Past the toll bridge on the way over to the Boca Grande, there is a half-built structure just beyond the turquoise waves, and it’s an eye sore to the community. The scaffolding looms over the ocean and haunts the Island to this day.
Just short of the Little Gasparilla shoreline, the incomplete residence has left neighbors and the rest of the community to wonder when it’ll ever be finalized. It isn’t new, either. In fact, most recollect seeing this unfinished project for years now – seven or more to be exact. 
The community has even taken their complaints to Facebook.
Of the Rotonda West residents, Natalie Sheill wrote, “I’ve been down here six years and it’s been that same way for all of those years.”
Sandy Zaborowski Millis said, “It’s owned by multimillionaire and it’s just a tinker toy project to him. It’s been about 10 years now.”
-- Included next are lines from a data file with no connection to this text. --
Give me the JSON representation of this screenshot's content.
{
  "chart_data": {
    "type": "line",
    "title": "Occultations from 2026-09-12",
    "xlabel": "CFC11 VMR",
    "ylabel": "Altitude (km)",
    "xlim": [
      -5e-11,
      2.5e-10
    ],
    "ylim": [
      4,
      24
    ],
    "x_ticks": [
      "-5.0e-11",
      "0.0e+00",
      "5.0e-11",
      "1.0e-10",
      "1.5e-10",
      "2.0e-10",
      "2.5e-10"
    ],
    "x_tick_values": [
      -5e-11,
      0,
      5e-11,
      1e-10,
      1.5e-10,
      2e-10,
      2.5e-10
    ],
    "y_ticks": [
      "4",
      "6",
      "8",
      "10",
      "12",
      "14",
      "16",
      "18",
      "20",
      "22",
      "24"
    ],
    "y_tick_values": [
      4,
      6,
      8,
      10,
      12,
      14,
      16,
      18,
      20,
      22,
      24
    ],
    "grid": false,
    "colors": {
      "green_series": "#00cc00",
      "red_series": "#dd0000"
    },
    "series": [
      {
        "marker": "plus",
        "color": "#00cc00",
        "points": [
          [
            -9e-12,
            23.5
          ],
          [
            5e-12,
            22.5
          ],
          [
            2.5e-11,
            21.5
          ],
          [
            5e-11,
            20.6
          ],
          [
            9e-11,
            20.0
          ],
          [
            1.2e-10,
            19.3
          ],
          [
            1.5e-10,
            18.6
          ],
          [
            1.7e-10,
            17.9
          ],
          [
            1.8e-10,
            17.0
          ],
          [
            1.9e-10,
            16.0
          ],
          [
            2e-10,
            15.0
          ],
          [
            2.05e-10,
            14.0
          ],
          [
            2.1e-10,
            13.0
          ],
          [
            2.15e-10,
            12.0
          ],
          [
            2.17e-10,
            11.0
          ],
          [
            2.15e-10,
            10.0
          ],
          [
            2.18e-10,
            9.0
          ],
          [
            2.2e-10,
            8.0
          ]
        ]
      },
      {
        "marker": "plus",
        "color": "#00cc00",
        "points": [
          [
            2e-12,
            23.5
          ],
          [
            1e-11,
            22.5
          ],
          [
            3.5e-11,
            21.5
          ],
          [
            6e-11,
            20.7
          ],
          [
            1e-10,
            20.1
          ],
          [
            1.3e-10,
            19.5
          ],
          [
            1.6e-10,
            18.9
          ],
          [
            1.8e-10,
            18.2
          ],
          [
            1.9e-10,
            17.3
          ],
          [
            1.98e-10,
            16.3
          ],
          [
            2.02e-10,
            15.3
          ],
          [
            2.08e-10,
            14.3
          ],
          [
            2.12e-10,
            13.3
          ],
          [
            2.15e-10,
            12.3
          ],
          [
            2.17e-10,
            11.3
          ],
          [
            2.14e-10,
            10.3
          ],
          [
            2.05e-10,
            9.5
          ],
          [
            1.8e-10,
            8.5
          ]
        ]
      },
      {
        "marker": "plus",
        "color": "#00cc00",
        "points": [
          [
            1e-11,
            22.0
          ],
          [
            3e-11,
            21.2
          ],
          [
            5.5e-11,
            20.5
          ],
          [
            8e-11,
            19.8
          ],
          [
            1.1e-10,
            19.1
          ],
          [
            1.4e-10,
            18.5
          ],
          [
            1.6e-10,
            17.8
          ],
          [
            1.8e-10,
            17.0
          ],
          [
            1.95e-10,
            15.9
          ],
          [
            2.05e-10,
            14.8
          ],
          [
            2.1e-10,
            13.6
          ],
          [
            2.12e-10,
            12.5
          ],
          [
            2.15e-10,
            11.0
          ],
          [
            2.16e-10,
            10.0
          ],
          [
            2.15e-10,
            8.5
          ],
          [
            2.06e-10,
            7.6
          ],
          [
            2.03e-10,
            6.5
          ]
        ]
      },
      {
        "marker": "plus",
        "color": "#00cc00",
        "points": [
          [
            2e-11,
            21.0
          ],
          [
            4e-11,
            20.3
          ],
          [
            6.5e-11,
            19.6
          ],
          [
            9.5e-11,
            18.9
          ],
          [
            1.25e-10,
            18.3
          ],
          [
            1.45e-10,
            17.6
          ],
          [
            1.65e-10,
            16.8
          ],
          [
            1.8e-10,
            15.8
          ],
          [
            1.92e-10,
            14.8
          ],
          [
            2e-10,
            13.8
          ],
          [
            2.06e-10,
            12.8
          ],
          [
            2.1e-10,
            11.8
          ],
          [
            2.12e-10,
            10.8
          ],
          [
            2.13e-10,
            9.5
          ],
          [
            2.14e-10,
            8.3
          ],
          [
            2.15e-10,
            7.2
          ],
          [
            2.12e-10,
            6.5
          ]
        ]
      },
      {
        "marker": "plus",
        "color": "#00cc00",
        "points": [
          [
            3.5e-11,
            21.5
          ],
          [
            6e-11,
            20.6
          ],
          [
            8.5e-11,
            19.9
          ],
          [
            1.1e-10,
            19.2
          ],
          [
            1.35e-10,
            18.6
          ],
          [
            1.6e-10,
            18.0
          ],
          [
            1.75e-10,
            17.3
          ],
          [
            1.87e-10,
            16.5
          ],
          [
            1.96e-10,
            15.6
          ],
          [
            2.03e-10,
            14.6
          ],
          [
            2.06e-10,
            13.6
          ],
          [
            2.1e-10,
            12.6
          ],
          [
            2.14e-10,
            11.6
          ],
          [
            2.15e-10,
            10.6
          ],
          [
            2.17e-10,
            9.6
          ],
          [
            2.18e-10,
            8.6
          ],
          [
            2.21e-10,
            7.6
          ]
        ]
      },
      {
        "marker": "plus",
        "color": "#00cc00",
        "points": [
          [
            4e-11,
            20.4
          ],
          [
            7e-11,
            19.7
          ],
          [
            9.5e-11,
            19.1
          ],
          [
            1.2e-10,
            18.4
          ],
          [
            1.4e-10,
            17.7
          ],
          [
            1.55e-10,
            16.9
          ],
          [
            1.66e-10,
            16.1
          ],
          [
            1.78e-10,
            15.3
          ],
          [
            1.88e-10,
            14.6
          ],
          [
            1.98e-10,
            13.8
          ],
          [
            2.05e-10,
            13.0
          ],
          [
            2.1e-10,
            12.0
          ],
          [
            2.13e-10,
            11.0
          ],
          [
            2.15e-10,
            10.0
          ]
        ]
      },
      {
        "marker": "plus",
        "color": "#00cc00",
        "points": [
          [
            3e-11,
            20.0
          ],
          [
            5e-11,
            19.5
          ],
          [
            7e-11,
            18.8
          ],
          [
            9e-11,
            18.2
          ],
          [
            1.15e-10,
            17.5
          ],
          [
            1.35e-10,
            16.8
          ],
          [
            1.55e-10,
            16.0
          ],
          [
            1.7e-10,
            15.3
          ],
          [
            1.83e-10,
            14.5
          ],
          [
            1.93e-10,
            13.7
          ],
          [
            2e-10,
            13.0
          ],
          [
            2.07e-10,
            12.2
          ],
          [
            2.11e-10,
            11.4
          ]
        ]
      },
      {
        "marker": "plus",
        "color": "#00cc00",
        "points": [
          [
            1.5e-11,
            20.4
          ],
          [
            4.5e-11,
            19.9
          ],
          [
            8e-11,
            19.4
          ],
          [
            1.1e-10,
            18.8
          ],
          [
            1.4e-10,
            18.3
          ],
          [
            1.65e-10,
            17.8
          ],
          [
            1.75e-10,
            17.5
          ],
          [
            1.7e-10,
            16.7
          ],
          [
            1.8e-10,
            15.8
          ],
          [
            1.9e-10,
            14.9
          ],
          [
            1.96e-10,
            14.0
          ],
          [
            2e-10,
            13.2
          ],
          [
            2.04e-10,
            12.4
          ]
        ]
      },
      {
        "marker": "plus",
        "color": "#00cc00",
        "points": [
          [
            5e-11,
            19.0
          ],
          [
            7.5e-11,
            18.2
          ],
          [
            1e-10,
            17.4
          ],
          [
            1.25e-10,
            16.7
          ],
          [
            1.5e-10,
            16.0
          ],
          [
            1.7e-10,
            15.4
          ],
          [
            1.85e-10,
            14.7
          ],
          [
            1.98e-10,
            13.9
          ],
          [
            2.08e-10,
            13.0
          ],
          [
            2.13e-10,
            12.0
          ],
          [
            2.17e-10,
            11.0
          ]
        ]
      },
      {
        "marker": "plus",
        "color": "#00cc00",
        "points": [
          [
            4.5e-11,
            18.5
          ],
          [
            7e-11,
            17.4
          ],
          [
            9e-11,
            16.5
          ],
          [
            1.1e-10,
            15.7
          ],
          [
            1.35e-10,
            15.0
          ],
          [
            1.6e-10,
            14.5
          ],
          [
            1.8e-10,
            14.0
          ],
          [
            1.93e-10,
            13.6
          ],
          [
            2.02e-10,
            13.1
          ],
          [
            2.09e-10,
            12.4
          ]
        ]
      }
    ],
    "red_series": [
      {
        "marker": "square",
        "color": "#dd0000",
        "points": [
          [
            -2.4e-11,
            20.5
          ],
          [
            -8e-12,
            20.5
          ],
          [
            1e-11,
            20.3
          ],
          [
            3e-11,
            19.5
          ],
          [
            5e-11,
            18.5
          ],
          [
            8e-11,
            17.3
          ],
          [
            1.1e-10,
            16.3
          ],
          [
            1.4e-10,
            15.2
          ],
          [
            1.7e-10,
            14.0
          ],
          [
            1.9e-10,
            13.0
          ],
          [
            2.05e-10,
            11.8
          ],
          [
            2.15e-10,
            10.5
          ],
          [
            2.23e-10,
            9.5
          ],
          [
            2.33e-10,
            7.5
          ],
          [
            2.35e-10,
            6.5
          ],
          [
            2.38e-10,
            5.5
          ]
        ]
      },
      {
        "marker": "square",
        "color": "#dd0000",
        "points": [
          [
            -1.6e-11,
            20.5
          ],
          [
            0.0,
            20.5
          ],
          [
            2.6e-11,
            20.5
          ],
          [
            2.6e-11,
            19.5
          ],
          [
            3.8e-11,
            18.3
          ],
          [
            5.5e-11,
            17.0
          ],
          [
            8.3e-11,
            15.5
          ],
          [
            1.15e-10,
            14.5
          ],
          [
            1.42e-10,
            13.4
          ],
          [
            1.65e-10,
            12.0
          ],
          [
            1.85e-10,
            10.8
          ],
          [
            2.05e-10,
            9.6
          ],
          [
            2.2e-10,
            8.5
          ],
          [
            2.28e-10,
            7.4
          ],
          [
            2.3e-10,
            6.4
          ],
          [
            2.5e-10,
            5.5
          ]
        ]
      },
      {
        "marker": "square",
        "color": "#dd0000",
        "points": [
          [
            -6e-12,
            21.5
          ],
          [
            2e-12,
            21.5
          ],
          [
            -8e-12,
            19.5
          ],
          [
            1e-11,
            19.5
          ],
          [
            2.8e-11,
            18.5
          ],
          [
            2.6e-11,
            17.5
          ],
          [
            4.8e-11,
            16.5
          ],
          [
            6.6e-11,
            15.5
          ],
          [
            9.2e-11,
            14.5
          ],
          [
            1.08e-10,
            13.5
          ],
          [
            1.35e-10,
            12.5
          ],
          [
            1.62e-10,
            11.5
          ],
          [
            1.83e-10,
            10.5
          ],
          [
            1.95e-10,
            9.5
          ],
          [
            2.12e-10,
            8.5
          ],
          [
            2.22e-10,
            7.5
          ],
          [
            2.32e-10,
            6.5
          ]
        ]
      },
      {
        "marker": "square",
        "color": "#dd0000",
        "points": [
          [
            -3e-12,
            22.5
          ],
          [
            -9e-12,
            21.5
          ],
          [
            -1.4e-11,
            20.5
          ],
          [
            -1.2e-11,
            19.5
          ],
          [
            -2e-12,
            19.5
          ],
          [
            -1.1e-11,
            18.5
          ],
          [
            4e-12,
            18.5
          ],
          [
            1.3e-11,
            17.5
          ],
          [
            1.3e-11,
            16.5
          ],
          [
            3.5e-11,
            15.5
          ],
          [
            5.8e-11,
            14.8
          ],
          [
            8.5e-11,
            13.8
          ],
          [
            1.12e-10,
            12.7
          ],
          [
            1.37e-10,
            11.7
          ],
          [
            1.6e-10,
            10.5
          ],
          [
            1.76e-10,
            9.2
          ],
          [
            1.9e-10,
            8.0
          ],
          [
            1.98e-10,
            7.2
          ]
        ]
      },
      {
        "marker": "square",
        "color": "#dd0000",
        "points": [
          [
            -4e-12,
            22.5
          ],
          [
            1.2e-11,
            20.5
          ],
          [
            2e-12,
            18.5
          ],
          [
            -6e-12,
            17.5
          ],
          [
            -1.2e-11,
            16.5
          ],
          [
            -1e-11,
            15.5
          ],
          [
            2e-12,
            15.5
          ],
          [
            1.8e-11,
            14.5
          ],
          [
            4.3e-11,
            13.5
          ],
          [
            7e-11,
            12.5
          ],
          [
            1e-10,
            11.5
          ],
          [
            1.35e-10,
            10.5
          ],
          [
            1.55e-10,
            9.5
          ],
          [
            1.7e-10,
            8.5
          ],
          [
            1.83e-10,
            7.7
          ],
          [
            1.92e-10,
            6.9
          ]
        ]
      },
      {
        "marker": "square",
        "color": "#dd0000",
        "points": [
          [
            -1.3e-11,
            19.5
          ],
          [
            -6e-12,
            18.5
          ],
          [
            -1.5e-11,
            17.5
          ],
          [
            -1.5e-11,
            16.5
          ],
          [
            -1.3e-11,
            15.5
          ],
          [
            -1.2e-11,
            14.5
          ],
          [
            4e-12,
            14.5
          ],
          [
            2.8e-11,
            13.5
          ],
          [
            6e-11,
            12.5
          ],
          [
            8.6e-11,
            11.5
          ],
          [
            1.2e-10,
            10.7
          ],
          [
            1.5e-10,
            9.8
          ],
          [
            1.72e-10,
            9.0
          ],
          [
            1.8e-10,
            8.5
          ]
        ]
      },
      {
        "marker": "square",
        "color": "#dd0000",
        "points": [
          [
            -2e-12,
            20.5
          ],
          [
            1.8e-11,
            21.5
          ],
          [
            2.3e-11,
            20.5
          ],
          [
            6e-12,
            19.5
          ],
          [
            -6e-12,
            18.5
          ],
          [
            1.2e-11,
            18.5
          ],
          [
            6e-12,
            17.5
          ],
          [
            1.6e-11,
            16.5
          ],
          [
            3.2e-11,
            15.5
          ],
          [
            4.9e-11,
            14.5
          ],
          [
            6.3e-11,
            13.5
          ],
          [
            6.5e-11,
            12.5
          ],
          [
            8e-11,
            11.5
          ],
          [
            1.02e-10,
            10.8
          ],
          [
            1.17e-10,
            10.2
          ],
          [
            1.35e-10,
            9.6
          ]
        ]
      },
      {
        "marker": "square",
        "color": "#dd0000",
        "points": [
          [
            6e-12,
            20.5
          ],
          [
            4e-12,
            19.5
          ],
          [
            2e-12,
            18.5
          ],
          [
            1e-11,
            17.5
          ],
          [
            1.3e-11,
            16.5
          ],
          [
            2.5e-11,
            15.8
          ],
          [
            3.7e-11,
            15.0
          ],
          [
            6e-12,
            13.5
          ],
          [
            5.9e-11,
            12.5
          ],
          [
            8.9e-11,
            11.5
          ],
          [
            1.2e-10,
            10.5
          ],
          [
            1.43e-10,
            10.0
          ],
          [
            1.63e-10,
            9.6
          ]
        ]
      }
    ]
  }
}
To many, it is a never-ending Island blemish that’s just held up by multifarious rumors. Without the homeowner’s clear-cut defense, the public is left to theorize.
Warren Delling wrote, “I’m surprised that the county and island just leave it there, unfinished for years. They should require it to be finished or torn down. It’s a real eyesore for the beautiful island and beach.”
Phil Townsend tuned in with, “We call it the “Beirut” House on the water.”
Daine Van Duzer White wrote, “It’s a blight on the point. That used to be such a scenic spot when there was just the house with the blue gabled roof. I agree with others here: why is the county allowing an unfinished shell to stand there for so many years?”
Through constant speculation, there have been a meager amount of answers. However, some might say there has been more development this year than the as opposed to previous years. 
Builder John R. Curley of Custom Homes commented that the house would undergo progressive changes this year, starting with infrastructure and window placement. With few comments on it’s future, the house is to at least remain in its place.
Lisa Eavey reflected, “I was there last week kayaking with friends and there was someone actually doing some work on the structure, the first time in three years that I have seen any activity.”
As some things remain the same, the community is left to ponder it’s future. After all of the circulating rumors, the Island will have to wait for time to prove change.